Бродячий пёс – белый в пятнах, красивый, но боязливый. Мама бы его накормила. Как давно она не была у мамы. Она обязательно пойдёт в ближайшие дни. Только не сегодня. Сегодня она зла на маму, как никогда. Сегодня ей в очередной раз напомнили, что она никогда не была для мамы на первом месте. Да и не родилась она бы вовсе, если бы у мамы тогда всё сложилось. Она – результат маминого провала. От этой мысли у Зои становилось тесно в груди. Но как предъявить претензии человеку, который её не слышит?
Рояль разрушил их налаженную жизнь. Зачем дяде Боре понадобился личный рояль? Ведь он же говорил, что с музыкой навсегда покончено, что музыка осталась в прошлом, а в настоящем есть только реальная жизнь. Что он хочет просто жить, без всех этих выпендрежей. Что он нуждался в музыке, когда был ребёнком, и что музыка помогла ему заговорить, но что теперь с этим навсегда завязал и больше нет возврата. А что до рояля, так это – чистая инвестиция. Так он говорил. Теперь выяснилось, что это неправда, что он её обманывал. Как часто она слышала от него слова, обращённые против музыки. Буквально две недели назад, отвечая на вопрос бабушки, он пообещал, что никогда больше не позволит себя поработить. Что всё, чего он хочет – это быть собой, быть Борисом Шубаевым. Он ещё пошутил, что фамилия у него лучше рифмуется с шубами, чем с Шубертом. Они так хорошо сидели втроём, как не сидели уже давно, и много смеялись. Бабушка сказала: «Не смейтесь так много, завтра плакать будете». Бабушка была очень суеверной, и они с дядей Борей часто над ней потешались.
– Представь, – сказала Зоя, – завтра мы проснёмся и будем сразу плакать.
Нет, она не будет плакать. Слёзы ни к чему не ведут. Она не любила разговоров о душе, она верила только в точные науки. Математика заменяла ей религию. И всё, что случилось в их жизни десять лет назад, было неопровержимым доказательством того, что их жизнь подчинена только одному богу – Хаосу. Любое мельчайшее действие в одном месте может иметь последствия в другом месте. Эффект бабочки. Всё взаимосвязано. Одна маленькая ошибка, незначительная сама по себе, может повлечь за собой цепочку непредсказуемых событий.
Тот факт, что дядя Боря пытался стать певцом и вжиться в роль оперного героя, который стреляет из пистолета, сам по себе ничего не значит. Он же никого не собирался убивать. Он просто выкопал пистолет из тайника, зарядил его, пару раз выстрелил по банкам и положил обратно в тайник. Преступление? Нет.
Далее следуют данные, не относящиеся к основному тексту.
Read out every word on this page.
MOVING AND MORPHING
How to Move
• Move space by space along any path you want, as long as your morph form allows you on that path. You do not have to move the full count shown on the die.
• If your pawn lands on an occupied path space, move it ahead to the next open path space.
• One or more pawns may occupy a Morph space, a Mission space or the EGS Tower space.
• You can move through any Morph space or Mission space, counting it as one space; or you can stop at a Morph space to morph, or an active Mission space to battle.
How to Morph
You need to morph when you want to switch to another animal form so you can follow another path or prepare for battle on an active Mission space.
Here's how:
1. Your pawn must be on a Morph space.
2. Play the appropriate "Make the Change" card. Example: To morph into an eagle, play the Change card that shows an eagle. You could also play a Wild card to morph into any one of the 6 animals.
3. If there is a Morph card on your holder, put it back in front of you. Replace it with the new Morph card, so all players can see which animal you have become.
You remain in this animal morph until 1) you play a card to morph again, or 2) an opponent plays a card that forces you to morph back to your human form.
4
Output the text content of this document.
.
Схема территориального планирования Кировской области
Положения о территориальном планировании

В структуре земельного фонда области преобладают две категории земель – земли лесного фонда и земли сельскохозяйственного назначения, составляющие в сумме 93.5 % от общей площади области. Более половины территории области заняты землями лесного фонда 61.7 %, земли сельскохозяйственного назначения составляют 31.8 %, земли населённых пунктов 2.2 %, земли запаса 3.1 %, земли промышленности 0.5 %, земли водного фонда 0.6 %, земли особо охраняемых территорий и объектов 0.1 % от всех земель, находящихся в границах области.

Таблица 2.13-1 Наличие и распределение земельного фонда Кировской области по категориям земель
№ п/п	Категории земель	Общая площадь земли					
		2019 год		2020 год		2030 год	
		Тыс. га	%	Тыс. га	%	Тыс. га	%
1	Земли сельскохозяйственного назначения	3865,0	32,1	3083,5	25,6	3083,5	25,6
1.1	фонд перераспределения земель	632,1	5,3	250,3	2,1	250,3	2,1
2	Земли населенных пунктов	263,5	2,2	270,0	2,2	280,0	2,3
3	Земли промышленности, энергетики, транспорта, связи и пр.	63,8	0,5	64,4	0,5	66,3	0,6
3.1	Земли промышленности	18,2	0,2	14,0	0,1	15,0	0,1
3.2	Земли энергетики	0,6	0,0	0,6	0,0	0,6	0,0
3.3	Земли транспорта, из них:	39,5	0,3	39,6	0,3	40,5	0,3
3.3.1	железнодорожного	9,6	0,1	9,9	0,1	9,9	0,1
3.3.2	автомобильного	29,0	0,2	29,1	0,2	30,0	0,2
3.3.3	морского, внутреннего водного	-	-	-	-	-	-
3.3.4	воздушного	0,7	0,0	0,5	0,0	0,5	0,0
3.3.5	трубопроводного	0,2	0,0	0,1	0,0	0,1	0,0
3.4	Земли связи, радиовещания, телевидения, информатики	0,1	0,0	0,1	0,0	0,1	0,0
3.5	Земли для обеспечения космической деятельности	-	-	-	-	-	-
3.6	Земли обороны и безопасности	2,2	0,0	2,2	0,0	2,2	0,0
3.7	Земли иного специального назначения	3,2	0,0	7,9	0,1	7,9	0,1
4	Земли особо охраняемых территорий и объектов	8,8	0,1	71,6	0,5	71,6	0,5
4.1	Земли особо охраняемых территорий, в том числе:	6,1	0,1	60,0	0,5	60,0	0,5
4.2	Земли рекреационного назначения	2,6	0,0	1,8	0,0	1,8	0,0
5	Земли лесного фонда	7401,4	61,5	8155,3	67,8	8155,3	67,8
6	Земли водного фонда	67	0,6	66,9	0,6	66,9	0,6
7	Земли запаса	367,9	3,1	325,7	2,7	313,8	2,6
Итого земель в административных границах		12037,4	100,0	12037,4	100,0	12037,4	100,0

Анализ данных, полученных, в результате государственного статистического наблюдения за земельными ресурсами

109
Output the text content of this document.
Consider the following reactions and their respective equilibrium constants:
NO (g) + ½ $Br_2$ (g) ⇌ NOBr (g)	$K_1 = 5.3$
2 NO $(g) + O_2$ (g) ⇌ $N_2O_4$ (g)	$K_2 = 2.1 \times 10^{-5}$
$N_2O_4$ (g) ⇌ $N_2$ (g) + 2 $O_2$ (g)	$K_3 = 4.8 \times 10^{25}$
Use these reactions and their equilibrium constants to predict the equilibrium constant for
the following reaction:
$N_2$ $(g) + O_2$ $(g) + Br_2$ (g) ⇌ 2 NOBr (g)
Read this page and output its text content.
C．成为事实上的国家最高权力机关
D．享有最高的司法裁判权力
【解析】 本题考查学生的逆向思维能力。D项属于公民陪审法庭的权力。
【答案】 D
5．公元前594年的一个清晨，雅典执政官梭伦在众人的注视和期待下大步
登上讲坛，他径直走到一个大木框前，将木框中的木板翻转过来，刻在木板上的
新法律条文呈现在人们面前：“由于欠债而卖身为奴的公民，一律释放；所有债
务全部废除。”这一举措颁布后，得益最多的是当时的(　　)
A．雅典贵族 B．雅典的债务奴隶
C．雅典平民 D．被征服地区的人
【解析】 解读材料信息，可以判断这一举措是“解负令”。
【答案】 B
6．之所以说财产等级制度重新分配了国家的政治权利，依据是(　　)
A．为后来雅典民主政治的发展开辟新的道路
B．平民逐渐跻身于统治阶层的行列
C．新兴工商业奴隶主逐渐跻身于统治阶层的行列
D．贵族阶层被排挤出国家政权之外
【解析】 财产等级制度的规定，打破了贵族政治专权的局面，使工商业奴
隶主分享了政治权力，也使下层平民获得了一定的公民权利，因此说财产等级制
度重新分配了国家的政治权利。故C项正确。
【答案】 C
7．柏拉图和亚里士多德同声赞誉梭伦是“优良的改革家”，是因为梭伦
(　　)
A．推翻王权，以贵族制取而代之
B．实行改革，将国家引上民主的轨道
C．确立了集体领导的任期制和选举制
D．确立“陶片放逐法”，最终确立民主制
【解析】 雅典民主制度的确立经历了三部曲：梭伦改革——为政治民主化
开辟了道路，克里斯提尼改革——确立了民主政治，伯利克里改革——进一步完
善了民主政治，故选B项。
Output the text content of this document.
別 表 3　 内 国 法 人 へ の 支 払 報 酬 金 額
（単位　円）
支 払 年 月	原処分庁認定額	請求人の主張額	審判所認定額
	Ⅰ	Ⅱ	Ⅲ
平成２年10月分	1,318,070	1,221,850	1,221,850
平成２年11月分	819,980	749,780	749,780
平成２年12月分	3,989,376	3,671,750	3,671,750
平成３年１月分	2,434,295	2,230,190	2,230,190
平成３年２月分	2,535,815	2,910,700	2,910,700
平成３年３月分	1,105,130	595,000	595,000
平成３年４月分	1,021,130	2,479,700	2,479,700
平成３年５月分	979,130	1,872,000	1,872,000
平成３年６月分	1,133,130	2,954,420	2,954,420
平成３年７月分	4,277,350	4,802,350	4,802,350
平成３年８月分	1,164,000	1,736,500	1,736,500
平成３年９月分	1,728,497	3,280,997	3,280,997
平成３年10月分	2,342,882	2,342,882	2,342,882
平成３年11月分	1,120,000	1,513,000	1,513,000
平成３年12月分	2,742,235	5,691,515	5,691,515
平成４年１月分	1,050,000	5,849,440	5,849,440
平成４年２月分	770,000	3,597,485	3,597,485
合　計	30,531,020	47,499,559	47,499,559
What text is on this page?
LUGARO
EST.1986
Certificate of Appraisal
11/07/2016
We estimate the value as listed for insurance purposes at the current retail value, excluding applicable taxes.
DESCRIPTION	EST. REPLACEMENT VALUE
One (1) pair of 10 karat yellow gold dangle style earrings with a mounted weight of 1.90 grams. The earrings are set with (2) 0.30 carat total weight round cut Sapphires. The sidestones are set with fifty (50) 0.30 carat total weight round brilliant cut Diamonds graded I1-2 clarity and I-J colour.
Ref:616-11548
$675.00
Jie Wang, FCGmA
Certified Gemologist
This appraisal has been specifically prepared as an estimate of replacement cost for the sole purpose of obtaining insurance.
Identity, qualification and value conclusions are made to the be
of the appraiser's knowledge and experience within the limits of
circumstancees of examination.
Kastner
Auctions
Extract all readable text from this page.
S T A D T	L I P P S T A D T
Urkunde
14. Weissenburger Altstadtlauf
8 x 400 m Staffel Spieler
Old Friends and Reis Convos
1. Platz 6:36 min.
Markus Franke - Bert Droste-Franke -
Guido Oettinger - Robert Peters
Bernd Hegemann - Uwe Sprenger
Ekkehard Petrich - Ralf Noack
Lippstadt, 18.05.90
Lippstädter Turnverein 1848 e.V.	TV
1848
Когда дядя Боря уже находился в Москве, за полторы тысячи километров от Пятигорска, чтобы (как думали все) поступить на кожно-меховой, отец нашёл здание, идеально подходящее для фабрики. Он давно говорил о том, что хочет расширить производство, что в рамках цеха ему стало тесно, и дедушка его поддерживал. Они провели переговоры с хозяином здания и договорились о цене. Они уже сидели с сумкой, полной наличных евро, у нотариуса, когда зашёл вороватого вида молодчик с чётками в руках и, нагло ухмыляясь, сообщил, что сделки не будет. «Хозяин передумал, – хмыкнул он, а потом спросил: – Вы, наверное, денежки уже собрали?» Зоя представляла себе, когда слышала эту историю, что он вдобавок щёлкнул языком и оголил золотые зубы. Дедушка с отцом поспешили домой. Всю дорогу дедушка держался за сердце, будучи уверенным, что это подстава, а отец пытался его успокоить, чем ещё больше раздражал. Когда они добрались до дома, дедушка уже в открытую кричал на отца, что, мол, тот идиот, не может нормально оценить партнёров. В общем, обстановка была накалена до предела, и когда бабушка пришла домой с рынка, мужчины места себе не находили. Бабушка быстро взяла дело в свои руки и закатала деньги в баллоны, а баллоны благополучно закопала, потом она измерила дедушке давление и дала лекарство. Дядя Боря в это время стоял на сцене и пел арию, которую он долго (как потом выяснилось) репетировал. Удостоверившись, что дома всё спокойно, бабушка уехала в больницу, в которой Зоя лежала с гландами, а отец с дедушкой остались дома. Когда мама пришла домой от Зои, она сразу легла спать, потому что не спала сутки, а мужчины рылись в саду – искали ствол, чтобы защитить дом от потенциальных грабителей.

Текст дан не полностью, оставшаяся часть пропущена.